Oleh sebab itu, sidang secara daring harus diutamakan dalam sidang perselisihan hasil Pilkada kali ini. Apalagi, pada pertengahan Desember, pegawai dua pegawai MK meninggal setelah terinfeksi Covid-19 dan 37 lainnya terpapar. Jika ada pihak yang terpapar, terutama hakim yang mengadili sidang perselisihan hasil Pilkada, hal itu bisa menghambat proses persidangan yang telah ditetapkan maksimal 45 hari.
Anggota Dewan Pembina Perkumpulan Untuk Pemilu dan Demokrasi Titi Anggraini mengatakan, MK profesional dan transparan dalam menyelesaikan sengketa hasil Pilkada. Untuk menopang akuntabilitas persidangan, MK selalu melakukan siaran langsung sidang melalui berbagai kanal digital yang dimiliki.
Paslon seharusnya tidak perlu melakukan tidakan kontraproduktif dengan melakukan pengerahan dukungan atau unjuk massa dengan tujuan melakukan pengawalan sengketa di MK
Untuk itu, paslon seharusnya tidak perlu melakukan tidakan kontraproduktif dengan melakukan pengerahan dukungan atau unjuk massa dengan tujuan melakukan pengawalan sengketa di MK. Proses pembuktian dilakukan di dalam ruang sidang dengan hukum acara yang sudah jelas.

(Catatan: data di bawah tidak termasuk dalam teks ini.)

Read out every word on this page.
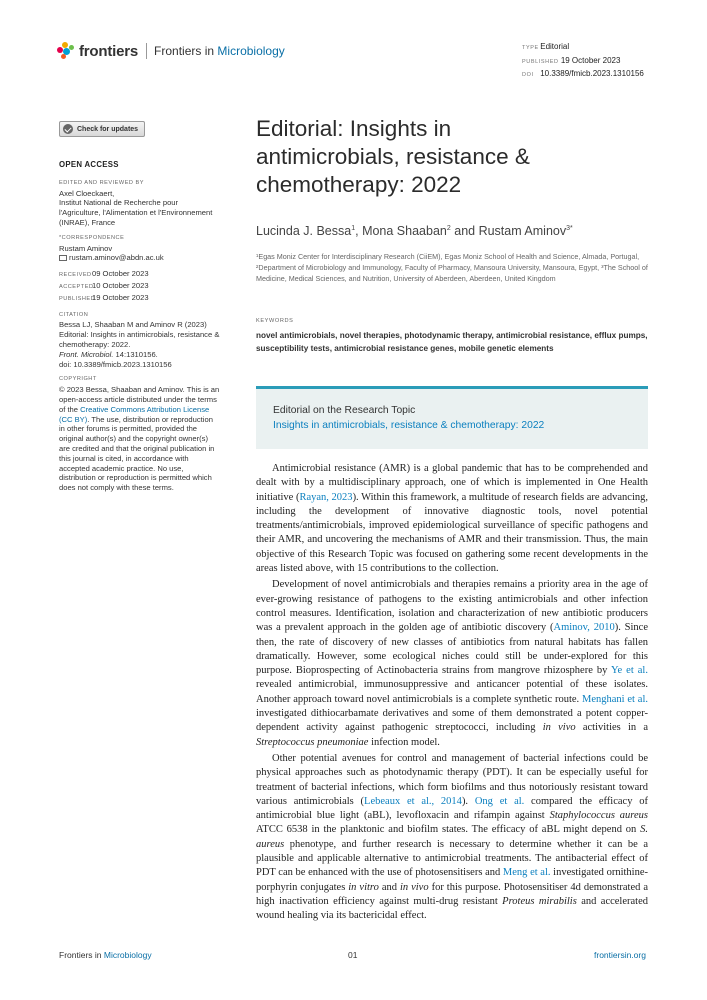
frontiers Frontiers in Microbiology	TYPE Editorial
PUBLISHED 19 October 2023
DOI 10.3389/fmicb.2023.1310156
Check for updates
OPEN ACCESS
EDITED AND REVIEWED BY
Axel Cloeckaert,
Institut National de Recherche pour
l'Agriculture, l'Alimentation et l'Environnement
(INRAE), France
*CORRESPONDENCE
Rustam Aminov
rustam.aminov@abdn.ac.uk
RECEIVED09 October 2023
ACCEPTED10 October 2023
PUBLISHED19 October 2023
CITATION
Bessa LJ, Shaaban M and Aminov R (2023)
Editorial: Insights in antimicrobials, resistance &
chemotherapy: 2022.
Front. Microbiol. 14:1310156.
doi: 10.3389/fmicb.2023.1310156
COPYRIGHT
© 2023 Bessa, Shaaban and Aminov. This is an
open-access article distributed under the terms
of the Creative Commons Attribution License
(CC BY). The use, distribution or reproduction
in other forums is permitted, provided the
original author(s) and the copyright owner(s)
are credited and that the original publication in
this journal is cited, in accordance with
accepted academic practice. No use,
distribution or reproduction is permitted which
does not comply with these terms.
Editorial: Insights in antimicrobials, resistance & chemotherapy: 2022
Lucinda J. Bessa$^1$, Mona Shaaban$^2$ and Rustam Aminov$^{3*}$
¹Egas Moniz Center for Interdisciplinary Research (CiiEM), Egas Moniz School of Health and Science, Almada, Portugal, ²Department of Microbiology and Immunology, Faculty of Pharmacy, Mansoura University, Mansoura, Egypt, ³The School of Medicine, Medical Sciences, and Nutrition, University of Aberdeen, Aberdeen, United Kingdom
KEYWORDS
novel antimicrobials, novel therapies, photodynamic therapy, antimicrobial resistance, efflux pumps, susceptibility tests, antimicrobial resistance genes, mobile genetic elements
Editorial on the Research Topic
Insights in antimicrobials, resistance & chemotherapy: 2022

Antimicrobial resistance (AMR) is a global pandemic that has to be comprehended and dealt with by a multidisciplinary approach, one of which is implemented in One Health initiative (Rayan, 2023). Within this framework, a multitude of research fields are advancing, including the development of innovative diagnostic tools, novel potential treatments/antimicrobials, improved epidemiological surveillance of specific pathogens and their AMR, and uncovering the mechanisms of AMR and their transmission. Thus, the main objective of this Research Topic was focused on gathering some recent developments in the areas listed above, with 15 contributions to the collection.

Development of novel antimicrobials and therapies remains a priority area in the age of ever-growing resistance of pathogens to the existing antimicrobials and other infection control measures. Identification, isolation and characterization of new antibiotic producers was a prevalent approach in the golden age of antibiotic discovery (Aminov, 2010). Since then, the rate of discovery of new classes of antibiotics from natural habitats has fallen dramatically. However, some ecological niches could still be under-explored for this purpose. Bioprospecting of Actinobacteria strains from mangrove rhizosphere by Ye et al. revealed antimicrobial, immunosuppressive and anticancer potential of these isolates. Another approach toward novel antimicrobials is a complete synthetic route. Menghani et al. investigated dithiocarbamate derivatives and some of them demonstrated a potent copper-dependent activity against pathogenic streptococci, including in vivo activities in a Streptococcus pneumoniae infection model.

Other potential avenues for control and management of bacterial infections could be physical approaches such as photodynamic therapy (PDT). It can be especially useful for treatment of bacterial infections, which form biofilms and thus notoriously resistant toward various antimicrobials (Lebeaux et al., 2014). Ong et al. compared the efficacy of antimicrobial blue light (aBL), levofloxacin and rifampin against Staphylococcus aureus ATCC 6538 in the planktonic and biofilm states. The efficacy of aBL might depend on S. aureus phenotype, and further research is necessary to determine whether it can be a plausible and applicable alternative to antimicrobial treatments. The antibacterial effect of PDT can be enhanced with the use of photosensitisers and Meng et al. investigated ornithine-porphyrin conjugates in vitro and in vivo for this purpose. Photosensitiser 4d demonstrated a high inactivation efficiency against multi-drug resistant Proteus mirabilis and accelerated wound healing via its bactericidal effect.

Frontiers in Microbiology	01	frontiersin.org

“Unjuk massa dan mobilisasi pendukung di masa pandemi akan sangat berisiko dan berbahaya karena bisa menularkan Covid-19 dan berpotensi menciptakan kluster baru. Makanya, paslon harus tegas melarang pendukungnya untuk terlibat dalam pengawalan persidangan di MK dan sebaiknya fokus saja dalam menyiapkan berbagai fakta, argumen, dan alat bukti yang bisa meyakinkan hakim,” katanya.